Die verregaande conclusie hoeft niet persé de juiste te zijn. Het valt immers op dat Bemba’s milities in de Evenaarsprovincie, zijn thuisbasis, zich gedeisd gehouden hebben en de uitslaande brand nog maar eens, zoals in augustus en november, beperkt gebleven is tot Kinshasa en vooral de administratieve wijk Gombe. Bovendien hebben de parlementsleden van Bemba’s partij, de MLC, in de gegeven omstandigheden koelbloedig gereageerd. Natuurlijk hebben ze de houding van de presidentiële meerderheid, die de oppositie de in een democratie noodzakelijke ademruimte niet gunt, aangeklaagd maar de ondertoon is er wel een van: we willen ons een plaats veroveren in het parlement.

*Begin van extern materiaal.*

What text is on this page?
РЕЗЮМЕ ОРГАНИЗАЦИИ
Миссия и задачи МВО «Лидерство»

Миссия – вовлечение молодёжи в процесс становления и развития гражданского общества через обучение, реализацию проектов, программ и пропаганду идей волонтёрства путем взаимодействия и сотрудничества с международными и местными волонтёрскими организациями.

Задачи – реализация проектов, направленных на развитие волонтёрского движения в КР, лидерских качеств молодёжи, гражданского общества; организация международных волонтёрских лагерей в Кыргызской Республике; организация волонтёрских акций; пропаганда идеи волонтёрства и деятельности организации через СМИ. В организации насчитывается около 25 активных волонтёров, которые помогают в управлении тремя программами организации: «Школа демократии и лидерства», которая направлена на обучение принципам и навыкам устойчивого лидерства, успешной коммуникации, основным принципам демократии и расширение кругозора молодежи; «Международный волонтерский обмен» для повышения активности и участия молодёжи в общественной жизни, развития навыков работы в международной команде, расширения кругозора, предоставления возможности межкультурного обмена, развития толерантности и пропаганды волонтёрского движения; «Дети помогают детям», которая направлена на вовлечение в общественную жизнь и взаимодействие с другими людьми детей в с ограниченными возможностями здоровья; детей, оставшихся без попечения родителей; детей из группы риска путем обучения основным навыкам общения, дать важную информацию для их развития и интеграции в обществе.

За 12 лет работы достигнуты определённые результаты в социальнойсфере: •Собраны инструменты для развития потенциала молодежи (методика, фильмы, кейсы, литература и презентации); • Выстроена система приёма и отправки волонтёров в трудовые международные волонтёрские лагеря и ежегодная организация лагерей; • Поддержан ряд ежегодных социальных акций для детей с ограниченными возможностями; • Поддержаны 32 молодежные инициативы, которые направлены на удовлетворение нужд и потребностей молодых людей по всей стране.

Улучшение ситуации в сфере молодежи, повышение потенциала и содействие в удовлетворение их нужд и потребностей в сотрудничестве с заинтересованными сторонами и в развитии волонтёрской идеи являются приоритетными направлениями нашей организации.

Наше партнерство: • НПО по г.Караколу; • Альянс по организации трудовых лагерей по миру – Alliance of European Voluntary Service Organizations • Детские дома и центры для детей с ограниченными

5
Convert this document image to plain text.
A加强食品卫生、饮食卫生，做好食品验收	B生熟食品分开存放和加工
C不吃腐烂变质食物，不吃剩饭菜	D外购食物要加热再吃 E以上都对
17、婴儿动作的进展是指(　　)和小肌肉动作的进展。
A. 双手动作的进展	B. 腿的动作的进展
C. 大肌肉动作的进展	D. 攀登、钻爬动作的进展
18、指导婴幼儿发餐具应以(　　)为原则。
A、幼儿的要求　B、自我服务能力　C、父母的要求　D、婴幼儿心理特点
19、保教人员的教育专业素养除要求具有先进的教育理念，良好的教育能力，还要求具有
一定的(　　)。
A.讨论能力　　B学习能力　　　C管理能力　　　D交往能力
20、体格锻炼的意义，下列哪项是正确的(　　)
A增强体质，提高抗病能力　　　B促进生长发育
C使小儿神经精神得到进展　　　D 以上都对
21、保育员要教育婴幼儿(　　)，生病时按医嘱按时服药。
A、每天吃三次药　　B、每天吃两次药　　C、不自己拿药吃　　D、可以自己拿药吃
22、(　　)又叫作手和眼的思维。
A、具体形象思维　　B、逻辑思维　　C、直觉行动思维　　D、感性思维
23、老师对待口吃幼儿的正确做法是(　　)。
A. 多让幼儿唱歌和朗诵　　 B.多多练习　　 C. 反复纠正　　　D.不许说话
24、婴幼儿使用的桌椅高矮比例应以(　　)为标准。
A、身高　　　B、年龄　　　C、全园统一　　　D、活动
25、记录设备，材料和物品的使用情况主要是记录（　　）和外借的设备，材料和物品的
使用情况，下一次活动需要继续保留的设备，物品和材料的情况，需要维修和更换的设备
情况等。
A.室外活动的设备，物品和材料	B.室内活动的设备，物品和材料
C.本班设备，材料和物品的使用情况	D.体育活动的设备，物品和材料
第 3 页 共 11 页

Dat net op de dag dat Bemba ’s avonds naar Portugal afreist, de oppositie het voorzitterschap van twee belangrijke commissies toegewezen krijgt, is een aanwijzing dat de democratie in Congo wel een opdoffer gekregen heeft maar nog niet op sterven na dood ligt. Het is aan het parlement om van de meerderheid de levensnoodzakelijke bewegingsvrijheid af te dwingen. Zoals een parlementslid het formuleerde: Congo mag niet verworden tot een démocratie tropicalisée.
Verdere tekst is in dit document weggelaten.